A week ago we signed on to that cheap Time Warner Cable offer they've been promoting the hell out of, because it is indeed cheap. For a year, anyway, after which we'll have to go cold turkey and switch back to some lesser, cheaper deal since TWC will jack up its charges. For now, though, we'll be paying at least $50 a month less than we had been for cable, phone and internet--and getting much more, including fancier phone features, much faster internet connection, and, heaven help us, about 120 additional TV channels plus a sharper digital screen plus DVR.

Those new channels. They're doing me in. A series on the origins and future of the universe, guided by Stephen Hawking! Through the Wormhole with Morgan Freeman! Surgery, childbirth, real ER drama (from all of which I have to constantly avert my eyes to avoid fainting)! Broadway musicals 24/7! That silly new sitcom with Betty White, the adorable Valerie Bertinelli et al crafted for precisely my age and sex demographic! Noah's Arc, which I watched for the first time last night and became immediately hooked on! Old movies galore! And that DVR! I'm spending nearly as much time roaming the guide and programming shows and movies to record as I am actually watching. Teresa's out of town, at the U.S. Social Forum in my hometown, which she tells me is, strangely enough, not hot and muggy at the moment, and, as often happens when she travels, despite all my resolutions to use the alone time to write and attend to overdue projects, I'm instead just sort of functioning, getting to work and back and that's about it, only rather than sinking into a chair reading in the evenings I've devolved to the couch and TV.

It will pass, I'm told. It's the novelty, I'm assured. Let's hope.

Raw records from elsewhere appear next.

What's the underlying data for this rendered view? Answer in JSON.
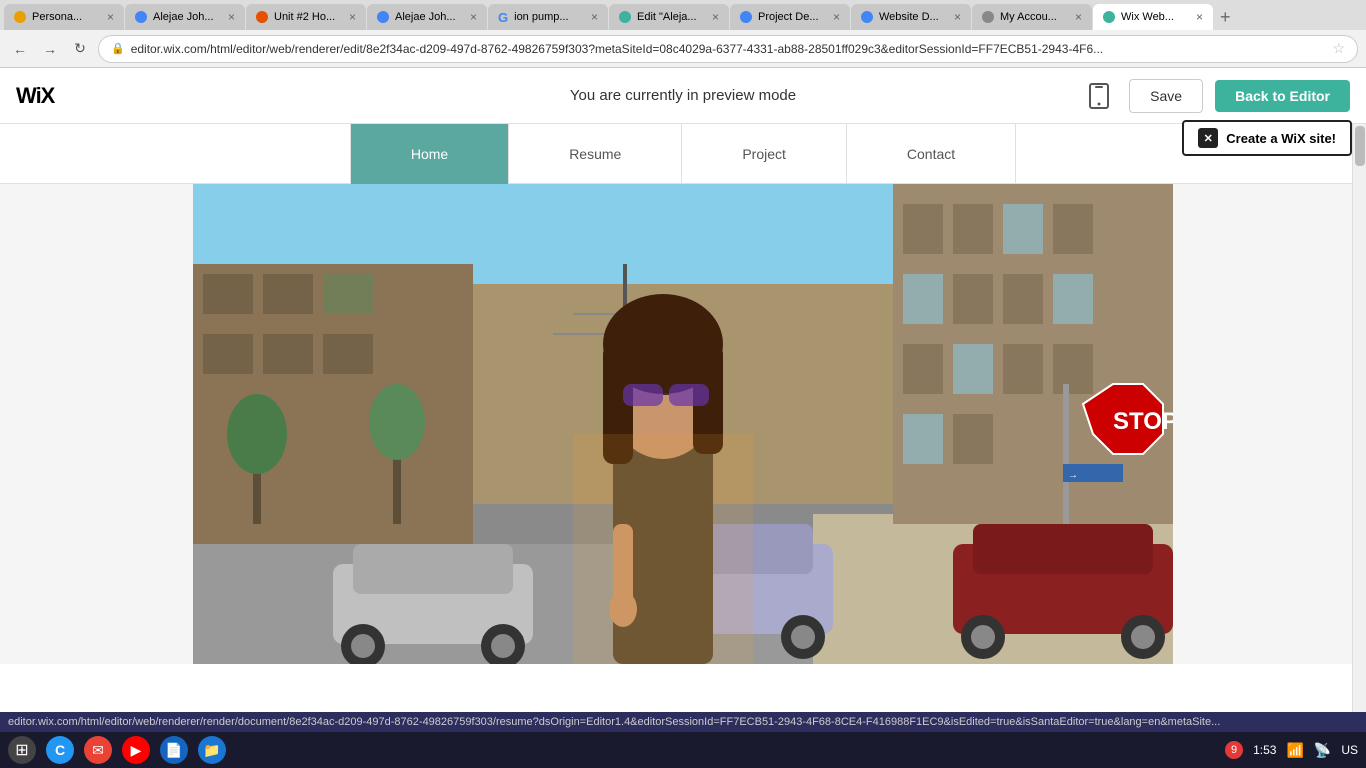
{
  "browser": {
    "tabs": [
      {
        "id": "tab1",
        "label": "Persona...",
        "active": false,
        "color": "#e8a000",
        "icon": "👤"
      },
      {
        "id": "tab2",
        "label": "Alejae Joh...",
        "active": false,
        "color": "#4285f4",
        "icon": "📄"
      },
      {
        "id": "tab3",
        "label": "Unit #2 Ho...",
        "active": false,
        "color": "#e65100",
        "icon": "🔵"
      },
      {
        "id": "tab4",
        "label": "Alejae Joh...",
        "active": false,
        "color": "#4285f4",
        "icon": "📄"
      },
      {
        "id": "tab5",
        "label": "ion pump...",
        "active": false,
        "color": "#fff",
        "icon": "G"
      },
      {
        "id": "tab6",
        "label": "Edit \"Aleja...",
        "active": false,
        "color": "#3db39e",
        "icon": "✏"
      },
      {
        "id": "tab7",
        "label": "Project De...",
        "active": false,
        "color": "#4285f4",
        "icon": "📋"
      },
      {
        "id": "tab8",
        "label": "Website D...",
        "active": false,
        "color": "#4285f4",
        "icon": "🌐"
      },
      {
        "id": "tab9",
        "label": "My Accou...",
        "active": false,
        "color": "#888",
        "icon": "👤"
      },
      {
        "id": "tab10",
        "label": "Wix Web...",
        "active": true,
        "color": "#3db39e",
        "icon": "W"
      }
    ],
    "url": "editor.wix.com/html/editor/web/renderer/edit/8e2f34ac-d209-497d-8762-49826759f303?metaSiteId=08c4029a-6377-4331-ab88-28501ff029c3&editorSessionId=FF7ECB51-2943-4F6..."
  },
  "wix_bar": {
    "logo": "WiX",
    "preview_text": "You are currently in preview mode",
    "save_label": "Save",
    "back_to_editor_label": "Back to Editor"
  },
  "create_wix_banner": {
    "label": "✕ Create a WiX site!"
  },
  "nav": {
    "items": [
      "Home",
      "Resume",
      "Project",
      "Contact"
    ],
    "active": "Home"
  },
  "hero": {
    "alt": "Person standing on street wearing sunglasses"
  },
  "taskbar": {
    "icons": [
      "⬤",
      "🌐",
      "✉",
      "▶",
      "📄",
      "📁"
    ],
    "badge": "9",
    "time": "1:53",
    "locale": "US"
  },
  "status_bar": {
    "url": "editor.wix.com/html/editor/web/renderer/render/document/8e2f34ac-d209-497d-8762-49826759f303/resume?dsOrigin=Editor1.4&editorSessionId=FF7ECB51-2943-4F68-8CE4-F416988F1EC9&isEdited=true&isSantaEditor=true&lang=en&metaSite..."
  }
}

This week is the anniversary of the start of the Korean War. In my manic perusal of the TV channel guide I discovered that all day today Turner Classic Movies is running films on this topic. Nowadays the U.S. media routinely call it "the forgotten war" but at the time Hollywood apparently took due note of it, churning out a goodly number of salutes to that despicable exercise in U.S. imperialist mass murder, starring such notables as Sterling Hayden, Alan Ladd, Richard Widmark and Paul Newman. I was nearly tempted to set the DVR to record one or two of these, just to get a look at how the bloodfest was portrayed, but decided not to, knowing that neither Teresa nor I would be able to stomach their lies.

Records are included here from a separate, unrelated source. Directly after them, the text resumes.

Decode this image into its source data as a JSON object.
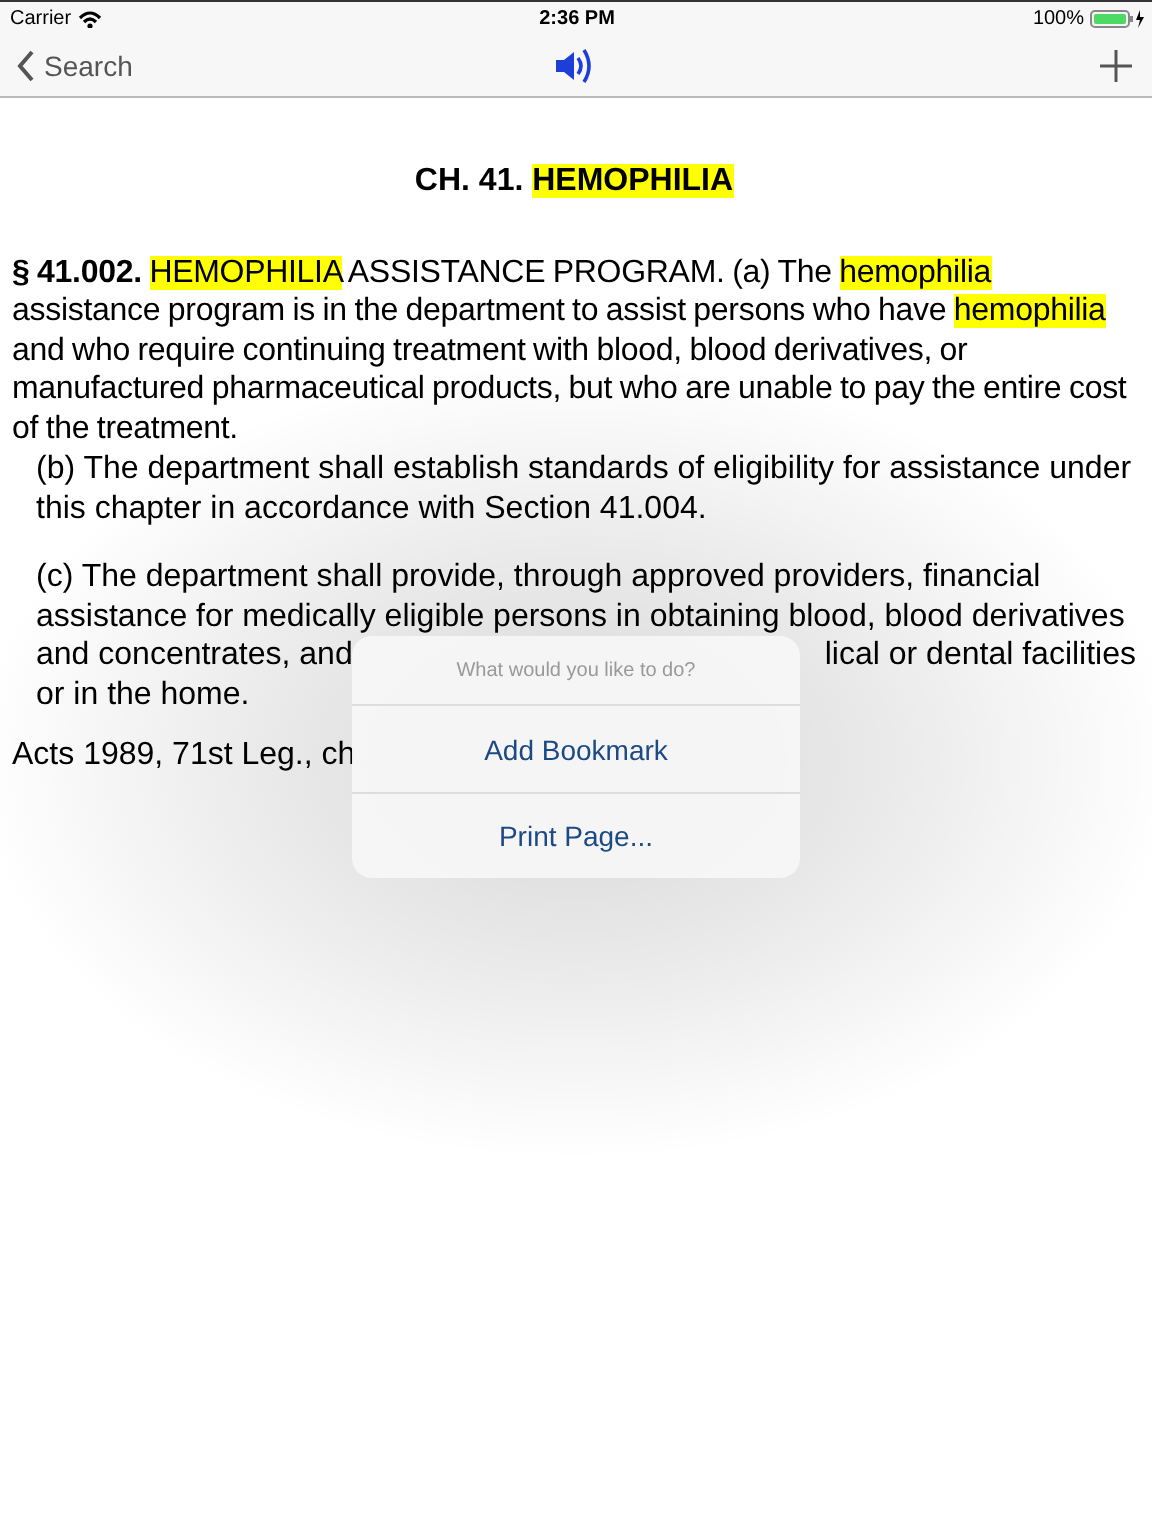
{
  "status_bar": {
    "carrier": "Carrier",
    "time": "2:36 PM",
    "battery": "100%"
  },
  "nav_bar": {
    "back_label": "Search"
  },
  "document": {
    "title": [
      {
        "text": "CH. 41. ",
        "highlighted": false
      },
      {
        "text": "HEMOPHILIA",
        "highlighted": true
      }
    ],
    "paragraphs": [
      {
        "kind": "section",
        "segments": [
          {
            "text": "§ 41.002. ",
            "bold": true,
            "highlighted": false
          },
          {
            "text": "HEMOPHILIA",
            "bold": false,
            "highlighted": true
          },
          {
            "text": " ASSISTANCE PROGRAM. (a) The ",
            "bold": false,
            "highlighted": false
          },
          {
            "text": "hemophilia",
            "bold": false,
            "highlighted": true
          },
          {
            "text": " assistance program is in the department to assist persons who have ",
            "bold": false,
            "highlighted": false
          },
          {
            "text": "hemophilia",
            "bold": false,
            "highlighted": true
          },
          {
            "text": " and who require continuing treatment with blood, blood derivatives, or manufactured pharmaceutical products, but who are unable to pay the entire cost of the treatment.",
            "bold": false,
            "highlighted": false
          }
        ]
      },
      {
        "kind": "subsection",
        "lines": [
          "(b) The department shall establish standards of eligibility for assistance under this chapter in accordance with Section 41.004."
        ]
      },
      {
        "kind": "subsection",
        "lines": [
          "(c) The department shall provide, through approved providers, financial assistance for medically eligible persons in obtaining blood, blood derivatives",
          "and concentrates, and",
          "lical or dental facilities",
          "or in the home."
        ]
      },
      {
        "kind": "note",
        "lines": [
          "Acts 1989, 71st Leg., ch"
        ]
      }
    ]
  },
  "popover": {
    "title": "What would you like to do?",
    "actions": [
      "Add Bookmark",
      "Print Page..."
    ]
  }
}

Want the truth about the U.S. war against the people of Korea and their revolutionary upsurge? Head over to my comrade Greg's blog Fuck Yeah Marxism-Leninism, where he's posted a series of images from and about the Korean War. As I noted last week in a post about Chang-Rae Lee's novel The Surrendered, the U.S.-allied forces carried out many horrific massacres in Korea. This shot was taken after one of the early ones, at Taejon.

Today in Pyongyang, the northern city that the U.S. invaders totally leveled during the war, leaving not a single building standing, over 100,000 people rallied to mark the anniversary of the war's start and pledge ongoing vigilance against the never-ending U.S. and Japanese war of threats and provocations against the DPRK.